What it does not do is apply a ‘realist’, ‘liberal’ or ‘constructivist’ interpretation to British foreign policymaking throughout. These categories are common to international relations and foreign policy scholarship and some excellent overviews have been offered of their main aspects.47 Yet they are not widely apparent in the discourses of policymakers or, arguably, the media. When politicians talk about realism they are usually aiming to convey the limits on their ability to influence events – they are asking their audience to be ‘realistic’ about what can be done.48 This does not automatically imply the realist assumptions that states are the main actors, that they define their interests in terms of power, or that success is necessarily related to the distribution of (largely material) capabilities.49 The term ‘liberal’ in British foreign policy circles implies a commitment to human rights, and perhaps free trade. It has become associated with military intervention. But it does not require an acceptance that international organizations have an independent effect, or that actors other than states, such as NGOs and private firms, are important to the foreign policy process.50 Meanwhile, ‘constructivism’ is a term for the most part unknown to the British foreign policy community. When discussing a seminar on the rising powers and international norms with an FCO official over the telephone, I was interrupted and asked to explain what a norm was.51
I say this not to belittle the importance of such international relations scholarship (or the FCO as an intellectual organization). However, if this text is to reflect the understanding of how British foreign policy is made in the minds of policymakers and influential commentators in the UK context, then these terms may not always be to the fore. Instead, I have endeavoured to use the scholarship that is most immediately relevant to each subject area, drawing on specific authors to illuminate the political processes under scrutiny. For instance, as my focus is on the governmental aspects of foreign policymaking, the political science literature on governance has proved particularly useful to my analysis, in chapter 3, of how British foreign policy is made.

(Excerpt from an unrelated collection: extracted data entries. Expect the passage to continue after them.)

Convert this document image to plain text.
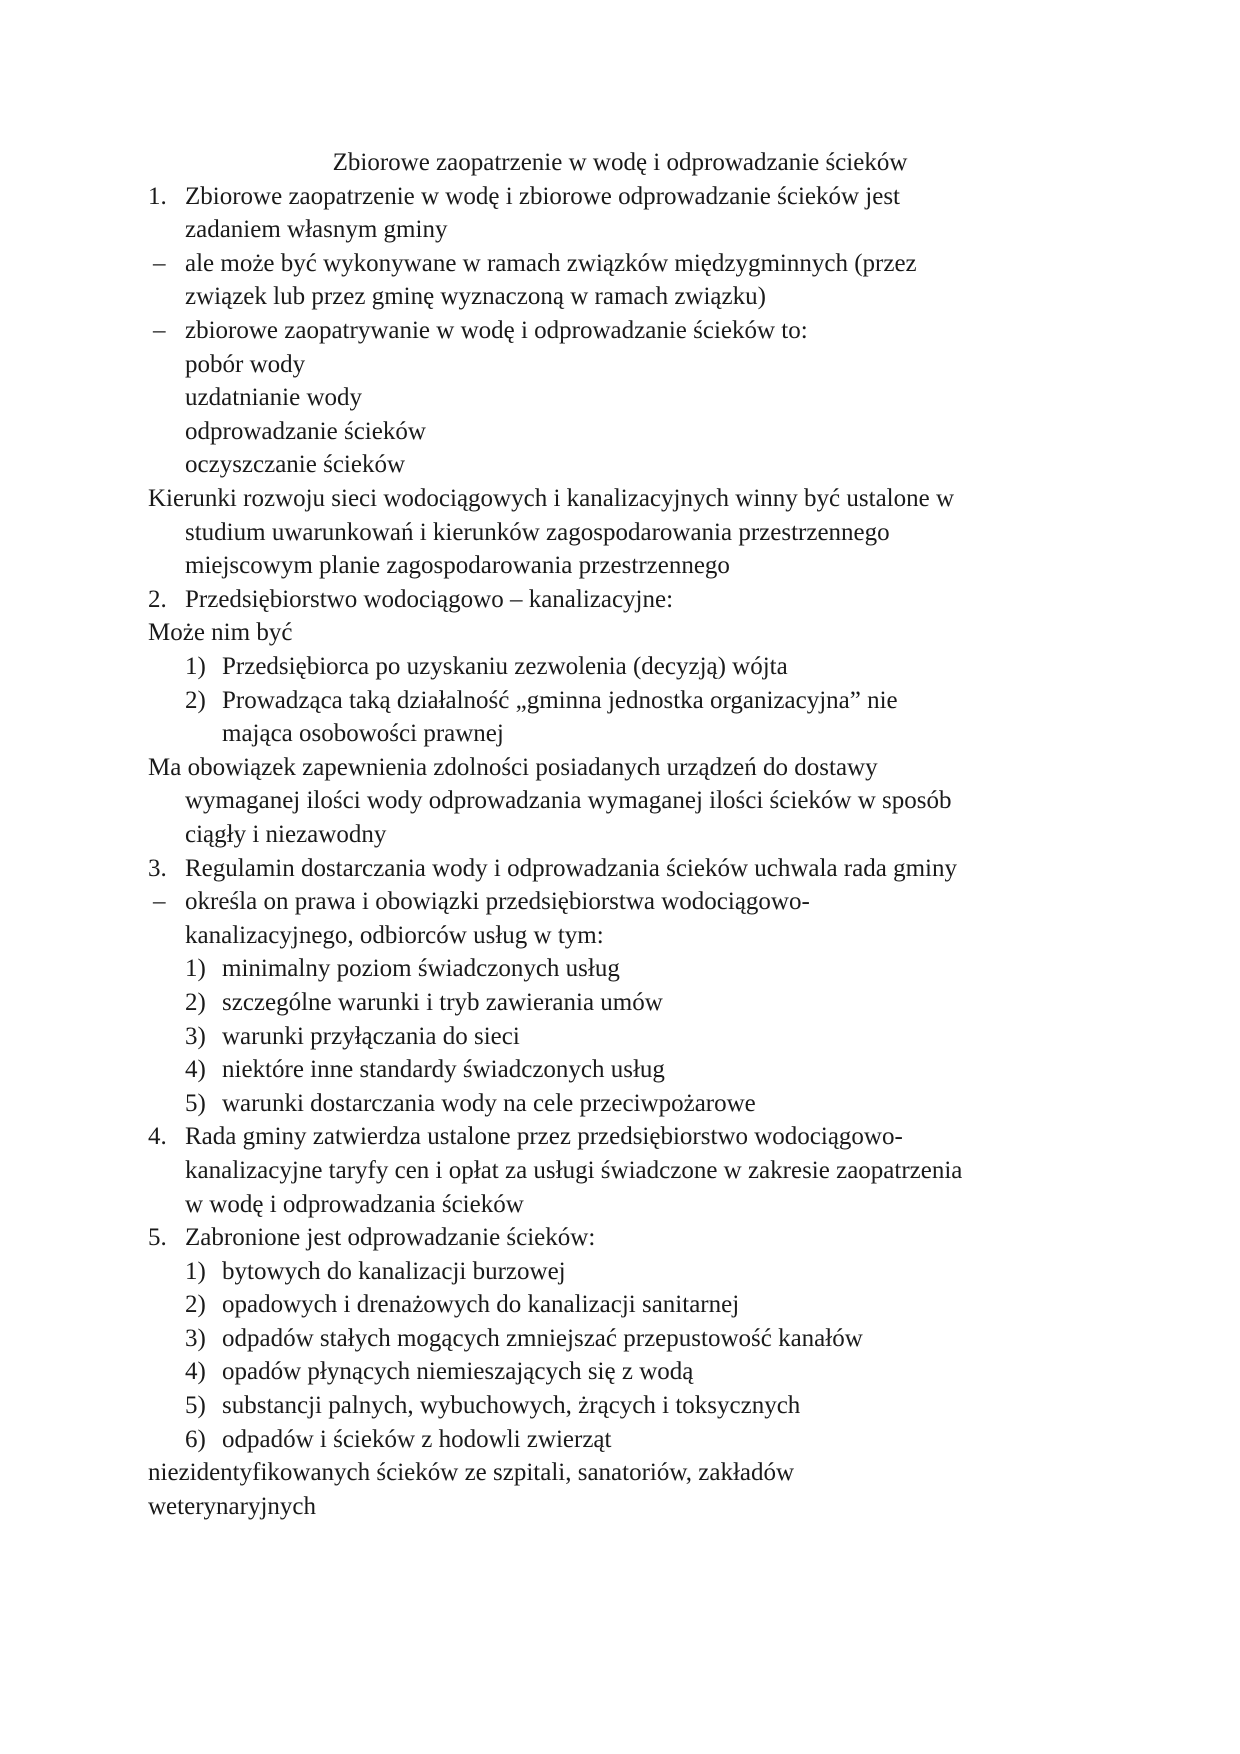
Zbiorowe zaopatrzenie w wodę i odprowadzanie ścieków
1. Zbiorowe zaopatrzenie w wodę i zbiorowe odprowadzanie ścieków jest
zadaniem własnym gminy
– ale może być wykonywane w ramach związków międzygminnych (przez
związek lub przez gminę wyznaczoną w ramach związku)
– zbiorowe zaopatrywanie w wodę i odprowadzanie ścieków to:
pobór wody
uzdatnianie wody
odprowadzanie ścieków
oczyszczanie ścieków
Kierunki rozwoju sieci wodociągowych i kanalizacyjnych winny być ustalone w
studium uwarunkowań i kierunków zagospodarowania przestrzennego
miejscowym planie zagospodarowania przestrzennego
2. Przedsiębiorstwo wodociągowo – kanalizacyjne:
Może nim być
1) Przedsiębiorca po uzyskaniu zezwolenia (decyzją) wójta
2) Prowadząca taką działalność „gminna jednostka organizacyjna” nie
mająca osobowości prawnej
Ma obowiązek zapewnienia zdolności posiadanych urządzeń do dostawy
wymaganej ilości wody odprowadzania wymaganej ilości ścieków w sposób
ciągły i niezawodny
3. Regulamin dostarczania wody i odprowadzania ścieków uchwala rada gminy
– określa on prawa i obowiązki przedsiębiorstwa wodociągowo-
kanalizacyjnego, odbiorców usług w tym:
1) minimalny poziom świadczonych usług
2) szczególne warunki i tryb zawierania umów
3) warunki przyłączania do sieci
4) niektóre inne standardy świadczonych usług
5) warunki dostarczania wody na cele przeciwpożarowe
4. Rada gminy zatwierdza ustalone przez przedsiębiorstwo wodociągowo-
kanalizacyjne taryfy cen i opłat za usługi świadczone w zakresie zaopatrzenia
w wodę i odprowadzania ścieków
5. Zabronione jest odprowadzanie ścieków:
1) bytowych do kanalizacji burzowej
2) opadowych i drenażowych do kanalizacji sanitarnej
3) odpadów stałych mogących zmniejszać przepustowość kanałów
4) opadów płynących niemieszających się z wodą
5) substancji palnych, wybuchowych, żrących i toksycznych
6) odpadów i ścieków z hodowli zwierząt
niezidentyfikowanych ścieków ze szpitali, sanatoriów, zakładów
weterynaryjnych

Undertaking research in the field of foreign policy is not easy. Practitioners deal with material that is secret and may have a bearing on Britain’s security. They are also conscious that indiscreet comments about other states may have an adverse effect on the UK’s relations with other countries. Similarly, comments about other actors in a domestic setting may be politically sensitive. My requests to ministers and officials for interviews were often ignored or politely declined. However, a significant number of individuals were kind enough to speak, often on a non-attributable basis. This has informed the discussion, particularly in chapter 2’s breakdown of the actors in foreign policymaking and chapter 3’s analysis of how foreign policy is made. I have kept anonymized citations to a minimum so that others could follow up my research and critique my interpretations if they wished. Such transparency is vital to producing work of recognizable quality.52 Interpretivism is often situated within the reflectivist paradigm in US foreign policy analysis.53 A key component of this branch of inquiry – as the name implies – is that scholars reflect on their research methods and analyses and acknowledge the contingency of any conclusions. Allowing others to see how I have arrived at my conclusions and what evidence I am able to present in defence of them is central to this process.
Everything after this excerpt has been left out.